GREG: To my own surprise, I’m discovering that being a faithful person is a necessary part of how I react to people of other faiths. The good, secular-liberal approach I took earlier in my life suggested that we all should pull back parts of ourselves to engage with other people. Then, I read Abraham Joshua Heschel, telling us that the first requirement of interfaith interaction is—faith. Miroslav Volf talks about projecting love instead of anger; he talks about reaching out without fear toward others. What I’ve found is that, if we are faithful ourselves, then it becomes possible to reach out in this way. When Philip Newell leads a class along with a rabbi and a Muslim leader, it’s not that anybody stops being who they are.

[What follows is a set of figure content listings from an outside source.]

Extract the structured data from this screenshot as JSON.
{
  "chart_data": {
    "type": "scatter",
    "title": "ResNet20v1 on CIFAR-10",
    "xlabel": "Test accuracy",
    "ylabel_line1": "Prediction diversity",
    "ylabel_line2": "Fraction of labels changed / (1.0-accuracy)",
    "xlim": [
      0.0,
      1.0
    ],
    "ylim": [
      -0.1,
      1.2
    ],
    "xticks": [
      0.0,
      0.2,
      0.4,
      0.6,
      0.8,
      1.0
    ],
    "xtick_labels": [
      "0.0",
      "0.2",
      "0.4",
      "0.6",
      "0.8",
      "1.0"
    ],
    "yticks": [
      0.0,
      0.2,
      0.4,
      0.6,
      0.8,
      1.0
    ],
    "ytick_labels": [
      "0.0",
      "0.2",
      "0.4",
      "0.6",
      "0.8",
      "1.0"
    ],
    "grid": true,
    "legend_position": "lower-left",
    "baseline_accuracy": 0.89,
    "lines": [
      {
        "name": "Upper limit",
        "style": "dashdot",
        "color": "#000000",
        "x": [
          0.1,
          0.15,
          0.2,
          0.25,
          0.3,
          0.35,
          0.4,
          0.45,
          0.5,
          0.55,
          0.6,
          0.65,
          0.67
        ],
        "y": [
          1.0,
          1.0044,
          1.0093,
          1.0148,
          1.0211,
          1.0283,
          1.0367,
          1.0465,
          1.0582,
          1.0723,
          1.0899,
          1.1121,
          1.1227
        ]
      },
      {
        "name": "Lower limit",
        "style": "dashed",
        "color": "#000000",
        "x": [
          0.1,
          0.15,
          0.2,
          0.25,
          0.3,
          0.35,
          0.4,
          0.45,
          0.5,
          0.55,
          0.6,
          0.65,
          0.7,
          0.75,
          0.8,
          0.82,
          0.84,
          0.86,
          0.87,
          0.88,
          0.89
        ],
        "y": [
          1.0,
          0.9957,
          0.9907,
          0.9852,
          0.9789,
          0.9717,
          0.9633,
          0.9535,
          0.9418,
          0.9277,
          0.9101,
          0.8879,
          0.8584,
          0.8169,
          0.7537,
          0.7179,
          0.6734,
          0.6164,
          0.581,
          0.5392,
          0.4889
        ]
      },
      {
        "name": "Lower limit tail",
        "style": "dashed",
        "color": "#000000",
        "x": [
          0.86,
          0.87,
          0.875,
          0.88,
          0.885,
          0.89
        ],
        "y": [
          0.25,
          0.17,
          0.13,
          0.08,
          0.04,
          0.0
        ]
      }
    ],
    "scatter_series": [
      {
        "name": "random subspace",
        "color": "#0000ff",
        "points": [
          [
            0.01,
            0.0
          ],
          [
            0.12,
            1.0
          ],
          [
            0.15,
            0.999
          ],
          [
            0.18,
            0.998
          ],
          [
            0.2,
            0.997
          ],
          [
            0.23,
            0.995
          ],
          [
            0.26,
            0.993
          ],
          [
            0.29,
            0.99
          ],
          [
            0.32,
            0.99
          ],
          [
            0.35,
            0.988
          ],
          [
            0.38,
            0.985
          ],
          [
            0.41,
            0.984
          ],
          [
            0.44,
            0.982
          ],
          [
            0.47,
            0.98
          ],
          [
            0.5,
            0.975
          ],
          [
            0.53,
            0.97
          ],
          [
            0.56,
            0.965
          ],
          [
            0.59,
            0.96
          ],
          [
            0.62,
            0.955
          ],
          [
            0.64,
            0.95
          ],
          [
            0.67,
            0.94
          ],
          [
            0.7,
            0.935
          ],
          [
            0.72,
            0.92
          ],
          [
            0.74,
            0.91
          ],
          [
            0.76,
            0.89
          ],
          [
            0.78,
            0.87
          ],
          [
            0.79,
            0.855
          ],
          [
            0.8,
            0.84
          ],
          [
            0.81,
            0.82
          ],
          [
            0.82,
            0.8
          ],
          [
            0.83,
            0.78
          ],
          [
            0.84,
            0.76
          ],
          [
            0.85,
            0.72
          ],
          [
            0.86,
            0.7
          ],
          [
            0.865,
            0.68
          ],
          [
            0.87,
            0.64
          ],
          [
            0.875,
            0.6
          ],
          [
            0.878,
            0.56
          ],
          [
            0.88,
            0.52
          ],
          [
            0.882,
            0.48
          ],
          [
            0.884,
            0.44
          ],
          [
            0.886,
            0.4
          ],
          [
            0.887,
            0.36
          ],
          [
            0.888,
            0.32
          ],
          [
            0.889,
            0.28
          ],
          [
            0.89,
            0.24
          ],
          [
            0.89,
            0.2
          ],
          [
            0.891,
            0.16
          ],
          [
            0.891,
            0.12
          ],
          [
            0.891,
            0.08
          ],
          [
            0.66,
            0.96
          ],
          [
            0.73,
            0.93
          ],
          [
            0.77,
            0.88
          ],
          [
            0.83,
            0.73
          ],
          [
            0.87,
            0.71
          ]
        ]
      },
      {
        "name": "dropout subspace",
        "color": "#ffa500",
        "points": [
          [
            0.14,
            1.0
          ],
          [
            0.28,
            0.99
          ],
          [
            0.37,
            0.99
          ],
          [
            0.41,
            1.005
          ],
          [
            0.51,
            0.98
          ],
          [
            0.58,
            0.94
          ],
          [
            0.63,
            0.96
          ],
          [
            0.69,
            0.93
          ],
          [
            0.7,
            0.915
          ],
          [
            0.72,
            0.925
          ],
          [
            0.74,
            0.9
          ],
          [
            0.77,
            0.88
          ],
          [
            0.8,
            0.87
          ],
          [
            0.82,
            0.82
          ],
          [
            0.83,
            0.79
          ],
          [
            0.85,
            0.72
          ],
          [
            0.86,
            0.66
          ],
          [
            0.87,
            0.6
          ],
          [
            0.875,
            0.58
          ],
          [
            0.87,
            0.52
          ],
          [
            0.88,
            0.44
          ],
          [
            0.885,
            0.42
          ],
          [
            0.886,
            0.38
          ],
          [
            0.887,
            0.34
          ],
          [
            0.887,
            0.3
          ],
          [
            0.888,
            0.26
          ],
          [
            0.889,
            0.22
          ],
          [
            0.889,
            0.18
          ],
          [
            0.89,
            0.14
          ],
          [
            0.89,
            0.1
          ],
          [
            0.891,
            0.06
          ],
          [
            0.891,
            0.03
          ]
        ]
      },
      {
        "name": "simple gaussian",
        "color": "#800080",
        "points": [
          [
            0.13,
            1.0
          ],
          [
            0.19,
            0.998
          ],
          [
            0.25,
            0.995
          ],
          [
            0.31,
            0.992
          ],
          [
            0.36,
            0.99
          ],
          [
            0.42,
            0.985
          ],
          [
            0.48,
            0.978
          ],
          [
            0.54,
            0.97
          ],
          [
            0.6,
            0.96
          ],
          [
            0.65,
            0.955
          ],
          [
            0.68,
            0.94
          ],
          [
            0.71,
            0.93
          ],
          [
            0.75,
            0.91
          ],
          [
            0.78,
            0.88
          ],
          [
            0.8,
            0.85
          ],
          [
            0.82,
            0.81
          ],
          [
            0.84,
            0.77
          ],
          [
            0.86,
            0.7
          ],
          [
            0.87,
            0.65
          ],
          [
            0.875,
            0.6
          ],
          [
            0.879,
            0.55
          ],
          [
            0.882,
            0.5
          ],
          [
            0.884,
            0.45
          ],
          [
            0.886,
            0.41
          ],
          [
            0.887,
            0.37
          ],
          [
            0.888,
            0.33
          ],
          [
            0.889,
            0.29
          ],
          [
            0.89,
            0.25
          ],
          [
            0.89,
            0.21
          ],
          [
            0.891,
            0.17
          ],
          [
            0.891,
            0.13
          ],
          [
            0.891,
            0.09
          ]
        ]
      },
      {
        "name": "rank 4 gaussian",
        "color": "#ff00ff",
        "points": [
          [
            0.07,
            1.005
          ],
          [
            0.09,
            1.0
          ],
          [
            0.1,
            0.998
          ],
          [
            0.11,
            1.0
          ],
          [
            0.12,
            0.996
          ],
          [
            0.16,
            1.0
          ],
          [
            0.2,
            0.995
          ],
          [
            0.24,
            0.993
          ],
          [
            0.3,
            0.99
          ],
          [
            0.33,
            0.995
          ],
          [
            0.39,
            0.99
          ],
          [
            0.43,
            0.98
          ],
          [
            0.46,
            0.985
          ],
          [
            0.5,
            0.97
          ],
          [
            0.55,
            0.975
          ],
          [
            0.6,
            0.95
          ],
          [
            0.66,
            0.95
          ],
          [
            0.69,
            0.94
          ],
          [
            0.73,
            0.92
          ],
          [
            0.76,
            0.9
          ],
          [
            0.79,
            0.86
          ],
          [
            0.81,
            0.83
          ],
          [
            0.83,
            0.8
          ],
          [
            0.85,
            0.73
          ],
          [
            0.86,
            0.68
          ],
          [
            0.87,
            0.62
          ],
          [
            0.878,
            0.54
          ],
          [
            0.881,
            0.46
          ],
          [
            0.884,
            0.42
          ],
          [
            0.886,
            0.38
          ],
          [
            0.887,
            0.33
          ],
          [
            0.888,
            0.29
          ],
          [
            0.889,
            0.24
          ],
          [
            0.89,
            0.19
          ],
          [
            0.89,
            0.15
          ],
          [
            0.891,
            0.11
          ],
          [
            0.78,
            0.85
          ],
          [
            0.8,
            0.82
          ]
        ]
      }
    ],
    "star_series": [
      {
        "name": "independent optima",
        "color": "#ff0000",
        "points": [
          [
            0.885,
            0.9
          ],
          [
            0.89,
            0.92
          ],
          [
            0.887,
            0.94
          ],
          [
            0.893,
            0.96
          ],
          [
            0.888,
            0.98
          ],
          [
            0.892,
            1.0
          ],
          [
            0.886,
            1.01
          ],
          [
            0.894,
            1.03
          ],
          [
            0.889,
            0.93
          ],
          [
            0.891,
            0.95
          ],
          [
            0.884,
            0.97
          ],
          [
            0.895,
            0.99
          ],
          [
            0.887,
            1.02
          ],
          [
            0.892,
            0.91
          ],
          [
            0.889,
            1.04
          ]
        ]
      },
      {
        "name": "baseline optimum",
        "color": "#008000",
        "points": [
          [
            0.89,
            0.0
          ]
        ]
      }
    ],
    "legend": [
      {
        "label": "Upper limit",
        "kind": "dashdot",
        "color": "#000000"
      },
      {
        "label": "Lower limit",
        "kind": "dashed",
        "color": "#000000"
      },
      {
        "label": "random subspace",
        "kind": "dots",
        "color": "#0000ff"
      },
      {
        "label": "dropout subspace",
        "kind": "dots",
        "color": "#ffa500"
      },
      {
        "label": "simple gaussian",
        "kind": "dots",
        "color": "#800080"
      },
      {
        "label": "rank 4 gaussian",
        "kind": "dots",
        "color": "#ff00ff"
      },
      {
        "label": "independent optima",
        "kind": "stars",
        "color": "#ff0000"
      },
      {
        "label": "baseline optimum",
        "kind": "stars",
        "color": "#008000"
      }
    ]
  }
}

They all bring forward things from their traditions that enrich us all.

In this last chapter of my book, I’m wrestling with something that I’ll be wrestling with in another book down the road. We all need to learn how to live with real faith in a complicated, confusing, diverse world. My Christianity makes it possible for me to love people who are different from me. If we can’t achieve that, then our default in this world will be fear.

DAVID: Somber words! Do you find hope in what you’re describing?

GREG: There are two places where we can go when things start to change as dramatically as they’re changing all around us. I’m a writer and everything I thought I understood about writing and publishing is changing. It’s changing for everyone at ReadTheSpirit, too. I have a coffee mug with a Chinese ideogram for “crisis.” I’m told that this ideogram is made up of two other characters, the ideograms for danger and for opportunity. When the world moves toward crisis, the secular part of us reacts more to the danger and I believe it’s the faithful part of us that reacts more to the opportunity. That’s what I’m trying to live out as the world changes all around us. We have the opportunity to be the faithful people of God—at a time when people need that now more than ever. That’s what’s truly exciting about living today.